The Baltic Station market is located between the Tallinn railway station and the popular residential district of Kalamaja. Settled in 1993 in the empty warehouses of the former railway industrial quarter, by 2016 the market was morally and spatially outdated. As the former industrial area disappeared, extensive urban spatial potential emerged that needed to be preserved and enhanced with care.
The central idea of the new market building was to preserve the existing limestone buildings by covering them with a uniform roofscape. The result is a unique and striking sawtooth roof that creates different types of retail areas in and between the existing buildings and on three separate levels – a meat hall, a seafood hall, a street food section, a vegetable market, a second-hand market, a clothes market and outdoor market stalls.
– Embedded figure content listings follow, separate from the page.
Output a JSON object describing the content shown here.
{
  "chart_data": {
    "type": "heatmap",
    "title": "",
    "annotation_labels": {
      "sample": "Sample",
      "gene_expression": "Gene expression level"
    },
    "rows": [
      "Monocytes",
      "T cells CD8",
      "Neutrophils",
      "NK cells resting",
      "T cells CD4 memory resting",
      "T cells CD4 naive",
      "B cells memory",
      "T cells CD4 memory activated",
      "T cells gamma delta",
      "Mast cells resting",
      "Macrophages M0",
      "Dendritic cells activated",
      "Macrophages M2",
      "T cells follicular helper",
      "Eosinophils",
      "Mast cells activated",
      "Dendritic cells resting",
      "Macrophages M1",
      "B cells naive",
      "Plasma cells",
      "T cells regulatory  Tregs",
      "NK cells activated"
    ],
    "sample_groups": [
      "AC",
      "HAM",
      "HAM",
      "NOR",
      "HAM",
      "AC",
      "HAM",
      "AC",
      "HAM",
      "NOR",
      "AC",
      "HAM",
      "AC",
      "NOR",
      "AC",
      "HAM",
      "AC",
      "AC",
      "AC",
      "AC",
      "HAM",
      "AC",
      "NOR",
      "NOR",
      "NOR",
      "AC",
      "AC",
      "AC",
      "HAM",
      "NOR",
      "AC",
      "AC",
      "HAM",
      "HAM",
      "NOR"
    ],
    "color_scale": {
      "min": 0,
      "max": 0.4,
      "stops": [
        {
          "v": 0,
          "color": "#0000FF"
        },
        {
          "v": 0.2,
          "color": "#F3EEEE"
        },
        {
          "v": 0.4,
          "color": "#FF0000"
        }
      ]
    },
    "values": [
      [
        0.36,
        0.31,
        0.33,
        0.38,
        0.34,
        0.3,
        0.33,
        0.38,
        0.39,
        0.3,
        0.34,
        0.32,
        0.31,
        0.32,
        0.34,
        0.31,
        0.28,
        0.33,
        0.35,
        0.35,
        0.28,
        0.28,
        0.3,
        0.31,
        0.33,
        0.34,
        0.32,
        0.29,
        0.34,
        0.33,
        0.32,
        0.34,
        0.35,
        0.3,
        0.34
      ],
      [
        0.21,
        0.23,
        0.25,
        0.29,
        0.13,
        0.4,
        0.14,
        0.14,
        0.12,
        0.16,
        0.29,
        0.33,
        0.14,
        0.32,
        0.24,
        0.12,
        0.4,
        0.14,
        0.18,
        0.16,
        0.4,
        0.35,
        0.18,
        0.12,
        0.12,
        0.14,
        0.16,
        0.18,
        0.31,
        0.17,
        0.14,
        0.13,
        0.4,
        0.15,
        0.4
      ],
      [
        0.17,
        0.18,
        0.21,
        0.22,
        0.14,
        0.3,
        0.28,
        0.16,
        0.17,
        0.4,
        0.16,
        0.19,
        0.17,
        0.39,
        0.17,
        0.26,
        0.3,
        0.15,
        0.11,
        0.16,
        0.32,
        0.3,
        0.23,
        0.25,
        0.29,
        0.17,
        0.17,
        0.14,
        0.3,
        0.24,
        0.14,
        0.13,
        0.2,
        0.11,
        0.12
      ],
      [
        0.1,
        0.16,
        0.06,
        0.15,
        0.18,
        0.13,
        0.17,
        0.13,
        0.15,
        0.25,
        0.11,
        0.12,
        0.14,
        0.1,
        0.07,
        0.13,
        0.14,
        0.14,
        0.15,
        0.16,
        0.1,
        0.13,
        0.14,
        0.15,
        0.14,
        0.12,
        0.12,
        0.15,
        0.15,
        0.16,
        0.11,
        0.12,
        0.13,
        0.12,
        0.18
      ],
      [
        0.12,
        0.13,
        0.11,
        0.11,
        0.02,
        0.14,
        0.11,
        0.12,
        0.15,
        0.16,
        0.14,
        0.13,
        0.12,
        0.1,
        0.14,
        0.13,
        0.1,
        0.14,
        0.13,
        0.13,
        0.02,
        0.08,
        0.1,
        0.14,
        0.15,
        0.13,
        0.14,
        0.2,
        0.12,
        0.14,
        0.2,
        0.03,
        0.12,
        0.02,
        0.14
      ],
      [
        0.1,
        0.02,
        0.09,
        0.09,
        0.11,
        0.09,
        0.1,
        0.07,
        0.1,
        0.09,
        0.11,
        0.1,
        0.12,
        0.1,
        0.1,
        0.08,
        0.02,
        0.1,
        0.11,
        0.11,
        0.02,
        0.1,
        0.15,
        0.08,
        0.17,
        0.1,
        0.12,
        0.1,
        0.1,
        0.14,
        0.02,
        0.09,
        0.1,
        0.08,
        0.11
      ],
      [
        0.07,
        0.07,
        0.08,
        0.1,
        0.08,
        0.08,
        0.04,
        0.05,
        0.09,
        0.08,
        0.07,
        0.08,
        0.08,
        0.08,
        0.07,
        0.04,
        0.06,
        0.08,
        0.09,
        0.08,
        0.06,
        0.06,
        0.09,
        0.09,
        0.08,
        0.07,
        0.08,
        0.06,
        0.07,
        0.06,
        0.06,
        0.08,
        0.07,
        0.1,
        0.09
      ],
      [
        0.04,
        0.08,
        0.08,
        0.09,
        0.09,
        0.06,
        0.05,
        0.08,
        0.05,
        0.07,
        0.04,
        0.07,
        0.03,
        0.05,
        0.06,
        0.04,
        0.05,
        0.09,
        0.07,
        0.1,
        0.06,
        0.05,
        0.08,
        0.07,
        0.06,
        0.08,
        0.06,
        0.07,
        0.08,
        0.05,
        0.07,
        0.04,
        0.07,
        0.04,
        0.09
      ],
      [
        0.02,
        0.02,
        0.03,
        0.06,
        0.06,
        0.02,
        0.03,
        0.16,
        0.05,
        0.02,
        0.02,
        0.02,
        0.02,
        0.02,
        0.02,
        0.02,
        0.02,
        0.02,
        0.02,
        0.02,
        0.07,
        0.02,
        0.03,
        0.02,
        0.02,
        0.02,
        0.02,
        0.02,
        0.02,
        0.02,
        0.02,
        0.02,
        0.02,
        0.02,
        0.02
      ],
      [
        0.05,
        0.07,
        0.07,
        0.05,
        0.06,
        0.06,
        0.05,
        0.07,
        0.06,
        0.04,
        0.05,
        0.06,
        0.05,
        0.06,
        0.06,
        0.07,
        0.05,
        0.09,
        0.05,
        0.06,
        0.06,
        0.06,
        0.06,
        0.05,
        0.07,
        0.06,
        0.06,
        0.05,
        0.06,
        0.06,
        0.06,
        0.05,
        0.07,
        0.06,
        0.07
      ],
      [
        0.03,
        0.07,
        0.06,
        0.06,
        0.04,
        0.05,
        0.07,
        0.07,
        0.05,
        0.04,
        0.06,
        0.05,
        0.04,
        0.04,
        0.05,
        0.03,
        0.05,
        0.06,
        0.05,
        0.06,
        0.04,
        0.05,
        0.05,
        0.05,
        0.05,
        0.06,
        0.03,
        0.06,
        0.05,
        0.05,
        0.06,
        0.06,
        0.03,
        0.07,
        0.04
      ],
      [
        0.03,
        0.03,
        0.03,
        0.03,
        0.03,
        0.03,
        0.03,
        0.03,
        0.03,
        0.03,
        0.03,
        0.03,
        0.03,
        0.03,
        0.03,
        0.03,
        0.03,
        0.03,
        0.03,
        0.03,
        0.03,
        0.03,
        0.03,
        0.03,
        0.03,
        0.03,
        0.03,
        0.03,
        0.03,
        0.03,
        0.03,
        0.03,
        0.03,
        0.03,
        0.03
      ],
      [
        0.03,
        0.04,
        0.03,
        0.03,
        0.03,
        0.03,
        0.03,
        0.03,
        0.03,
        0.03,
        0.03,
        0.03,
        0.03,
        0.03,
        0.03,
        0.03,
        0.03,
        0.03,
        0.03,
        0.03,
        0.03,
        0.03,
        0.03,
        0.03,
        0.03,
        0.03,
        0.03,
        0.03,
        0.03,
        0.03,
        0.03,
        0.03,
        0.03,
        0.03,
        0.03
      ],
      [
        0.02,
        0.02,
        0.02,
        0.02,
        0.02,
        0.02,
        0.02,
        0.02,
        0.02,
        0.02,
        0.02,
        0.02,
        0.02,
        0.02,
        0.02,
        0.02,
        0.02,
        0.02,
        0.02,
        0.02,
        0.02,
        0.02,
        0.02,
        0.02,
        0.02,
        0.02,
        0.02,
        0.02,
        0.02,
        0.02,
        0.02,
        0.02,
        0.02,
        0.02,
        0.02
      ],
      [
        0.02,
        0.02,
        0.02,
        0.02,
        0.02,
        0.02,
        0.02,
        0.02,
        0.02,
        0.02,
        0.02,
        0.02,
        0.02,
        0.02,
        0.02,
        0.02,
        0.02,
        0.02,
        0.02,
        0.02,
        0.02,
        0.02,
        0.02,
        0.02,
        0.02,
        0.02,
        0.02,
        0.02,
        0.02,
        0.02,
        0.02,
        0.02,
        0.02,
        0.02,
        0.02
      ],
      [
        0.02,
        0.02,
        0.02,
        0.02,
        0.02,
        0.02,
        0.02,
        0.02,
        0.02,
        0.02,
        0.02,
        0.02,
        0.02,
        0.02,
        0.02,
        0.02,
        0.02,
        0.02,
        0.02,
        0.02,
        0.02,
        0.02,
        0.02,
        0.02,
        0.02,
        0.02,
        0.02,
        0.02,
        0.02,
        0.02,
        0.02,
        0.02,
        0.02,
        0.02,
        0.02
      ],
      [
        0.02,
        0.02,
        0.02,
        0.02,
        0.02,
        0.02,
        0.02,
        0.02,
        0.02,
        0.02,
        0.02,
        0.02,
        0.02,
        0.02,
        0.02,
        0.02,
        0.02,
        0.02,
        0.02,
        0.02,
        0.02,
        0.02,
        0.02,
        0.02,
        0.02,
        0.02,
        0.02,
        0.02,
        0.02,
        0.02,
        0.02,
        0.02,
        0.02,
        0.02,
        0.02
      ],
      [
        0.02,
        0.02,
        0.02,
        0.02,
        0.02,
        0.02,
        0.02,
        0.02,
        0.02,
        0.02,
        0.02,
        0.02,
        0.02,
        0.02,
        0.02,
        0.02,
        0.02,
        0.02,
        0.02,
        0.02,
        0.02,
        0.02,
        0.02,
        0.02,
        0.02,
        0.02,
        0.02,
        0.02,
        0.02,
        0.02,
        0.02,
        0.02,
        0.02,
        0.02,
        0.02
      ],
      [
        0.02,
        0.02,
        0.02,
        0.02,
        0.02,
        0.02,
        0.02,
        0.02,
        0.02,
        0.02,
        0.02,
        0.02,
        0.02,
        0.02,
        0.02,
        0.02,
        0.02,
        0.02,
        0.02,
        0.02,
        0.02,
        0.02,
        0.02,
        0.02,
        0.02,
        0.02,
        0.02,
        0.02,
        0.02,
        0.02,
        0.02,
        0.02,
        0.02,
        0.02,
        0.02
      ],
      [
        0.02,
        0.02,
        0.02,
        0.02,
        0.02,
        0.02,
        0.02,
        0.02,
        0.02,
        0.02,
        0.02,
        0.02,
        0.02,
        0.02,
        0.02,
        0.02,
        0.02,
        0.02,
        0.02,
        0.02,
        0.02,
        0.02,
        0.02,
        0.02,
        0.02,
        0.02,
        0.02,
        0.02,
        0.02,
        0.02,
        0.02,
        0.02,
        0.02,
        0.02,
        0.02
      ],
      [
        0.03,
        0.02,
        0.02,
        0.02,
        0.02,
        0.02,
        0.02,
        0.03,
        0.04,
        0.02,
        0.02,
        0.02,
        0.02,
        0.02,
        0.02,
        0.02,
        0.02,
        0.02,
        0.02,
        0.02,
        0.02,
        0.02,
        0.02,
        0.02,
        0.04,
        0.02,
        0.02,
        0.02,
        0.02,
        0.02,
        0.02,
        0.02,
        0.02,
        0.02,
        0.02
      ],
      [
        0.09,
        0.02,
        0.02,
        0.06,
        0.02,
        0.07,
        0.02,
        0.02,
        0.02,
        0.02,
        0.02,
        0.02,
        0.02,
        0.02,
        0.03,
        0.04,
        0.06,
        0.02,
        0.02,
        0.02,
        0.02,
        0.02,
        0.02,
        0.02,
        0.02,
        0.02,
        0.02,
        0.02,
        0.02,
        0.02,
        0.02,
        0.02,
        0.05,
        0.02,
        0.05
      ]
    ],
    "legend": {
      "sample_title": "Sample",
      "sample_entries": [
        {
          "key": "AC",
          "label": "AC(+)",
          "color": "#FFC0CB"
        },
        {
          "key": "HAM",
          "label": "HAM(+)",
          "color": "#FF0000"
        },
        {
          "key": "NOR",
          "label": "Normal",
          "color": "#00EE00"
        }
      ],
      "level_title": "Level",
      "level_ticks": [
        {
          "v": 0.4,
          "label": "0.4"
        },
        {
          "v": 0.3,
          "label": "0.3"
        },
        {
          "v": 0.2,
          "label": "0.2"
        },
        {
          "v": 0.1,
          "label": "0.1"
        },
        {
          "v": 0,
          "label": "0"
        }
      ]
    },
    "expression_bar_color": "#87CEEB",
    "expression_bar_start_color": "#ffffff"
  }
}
As the market can change dramatically with the changing of the seasons, the plan of the building must be flexible. The number of internal walls has been kept to a minimum. The atrium in the centre of the building connects the entire roof area into a visually cohesive whole. There is a square at each end of the building – one meant for morning use and the other for evening use. The two squares are interconnected by the landscape of outdoor markets and terraces zigzagging through the building, offering dining and sitting areas, a playground for children and cafe and restaurant terraces. This area lights up during the evenings and into the night, when people can continue to walk through the space.
The facade of the building is calm and functional in order to highlight the expressive roofscape and has been made using materials and elements typical of local wooden and industrial architecture.
In the interior architecture, natural materials have been used to create a well-maintained rhythm for the market booths and sales areas, allowing the market’s functions to flow effortlessly between different zones.